To the extent the problem is intractable, I think kt mostly reflects that LLMs have an enormous amount of training data and do an enormous amount of things. But for a given specific problem the training data can tell you a lot:

- whether there is test contamination with respect to LLM benchmarks or other assessments of performance

- whether there's any CSAM, racist rants, or other things you don't want

- whether LLM weakness in a certain domain is due to an absence of data or if there's a more serious issue

- whether LLM strength in a domain is due to unusually large amounts of synthetic training data and hence might not generalize very reliably in production (this is distinct from test contamination - it is issues like "the LLM is great at multiplication until you get to 8 digits, and after 12 digits it's useless")

- investigating oddness like that LeetMagikarp (or whatever) glitch in ChatGPT

blackeyeblitzar

But training data can itself be examined for biases, and the curation of data also brings in biased.

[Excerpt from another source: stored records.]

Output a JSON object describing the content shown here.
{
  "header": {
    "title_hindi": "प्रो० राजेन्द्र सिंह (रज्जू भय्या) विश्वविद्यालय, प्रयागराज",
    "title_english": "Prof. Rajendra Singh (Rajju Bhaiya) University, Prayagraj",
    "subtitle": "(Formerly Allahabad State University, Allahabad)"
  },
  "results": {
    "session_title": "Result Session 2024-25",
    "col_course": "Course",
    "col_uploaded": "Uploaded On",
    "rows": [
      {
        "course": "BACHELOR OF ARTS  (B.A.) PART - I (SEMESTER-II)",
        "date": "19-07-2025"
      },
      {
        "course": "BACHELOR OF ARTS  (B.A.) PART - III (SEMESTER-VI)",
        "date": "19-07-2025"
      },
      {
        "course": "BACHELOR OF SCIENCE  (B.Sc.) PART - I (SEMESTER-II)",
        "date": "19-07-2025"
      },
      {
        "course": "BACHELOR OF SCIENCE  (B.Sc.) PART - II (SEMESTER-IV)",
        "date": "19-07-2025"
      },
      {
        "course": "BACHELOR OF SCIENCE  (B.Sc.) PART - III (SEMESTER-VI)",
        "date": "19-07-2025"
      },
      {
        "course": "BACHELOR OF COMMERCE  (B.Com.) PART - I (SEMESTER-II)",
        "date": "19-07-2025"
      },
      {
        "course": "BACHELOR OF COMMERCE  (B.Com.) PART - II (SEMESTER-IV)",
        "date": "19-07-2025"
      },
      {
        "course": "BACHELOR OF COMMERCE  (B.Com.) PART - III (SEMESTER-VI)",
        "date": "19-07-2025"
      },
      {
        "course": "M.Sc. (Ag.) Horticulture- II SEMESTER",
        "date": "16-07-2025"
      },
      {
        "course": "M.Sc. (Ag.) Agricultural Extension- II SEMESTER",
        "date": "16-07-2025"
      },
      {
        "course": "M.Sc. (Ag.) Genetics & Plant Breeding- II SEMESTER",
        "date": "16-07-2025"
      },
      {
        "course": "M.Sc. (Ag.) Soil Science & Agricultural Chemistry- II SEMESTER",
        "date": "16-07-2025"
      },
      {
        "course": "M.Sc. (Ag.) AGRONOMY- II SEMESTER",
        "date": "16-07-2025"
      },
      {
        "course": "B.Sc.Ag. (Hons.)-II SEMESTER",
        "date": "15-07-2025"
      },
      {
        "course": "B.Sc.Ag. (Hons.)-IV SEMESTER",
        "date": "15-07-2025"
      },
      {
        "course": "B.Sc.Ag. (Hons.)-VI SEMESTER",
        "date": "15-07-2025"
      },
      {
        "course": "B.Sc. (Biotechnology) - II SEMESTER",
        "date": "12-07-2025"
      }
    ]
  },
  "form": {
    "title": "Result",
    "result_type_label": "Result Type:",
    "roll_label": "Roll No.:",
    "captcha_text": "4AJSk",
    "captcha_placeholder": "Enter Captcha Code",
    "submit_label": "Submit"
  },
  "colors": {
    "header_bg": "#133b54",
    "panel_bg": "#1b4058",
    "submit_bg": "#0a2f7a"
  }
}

Auditing the software this way doesn’t require explainability in the way you’re talking about.

Legend2440

Does "open-source" even make sense as a category for AI models? There isn't really a source code in the traditional sense.

Barrin92

I had the same thought. "Source Code" is a human readable and modifiable set of instructions that describe the execution of a program. There's obviously parts of an AI system that include literal code, usually a bunch of python scripts or whatever, to interact and build the thing, but most of it is on the one hand data, and on the other an artifact, the AI model and neither is source code really.

If you want to talk about the openness and accessibility of these systems I'd just ditch the "source" part and create some new criteria for what makes an AI model open.

atq2119

There's code for training and inference that could be open-source. For the weights, I agree that open-source doesn't make sense as a category.

They're really a kind of database. Perhaps a better way to think about it is in terms of "commons". Consider how creative commons licenses are explicit about requirements like attribution, noncommercial, share-alike, etc.; that feels like a useful model for talking about weights.

mistrial9

I have heard government people talk about "the data is open-source" meaning it has public, no cost copy points to get data files e.g. csv or other.

paulddraper

Yeah, it's like an open-source jacket.

I don't really know what you're referring to....

echoangle

An Open Source jacket actually makes more sense to me than an open source LLM. I generally understand hardware to be open source when all design files are available (for example CAD models of a case and KiCad files for a PCB). If the patterns of a jacket were available in an editable standard-format file, you could argue that’s an open source jacket.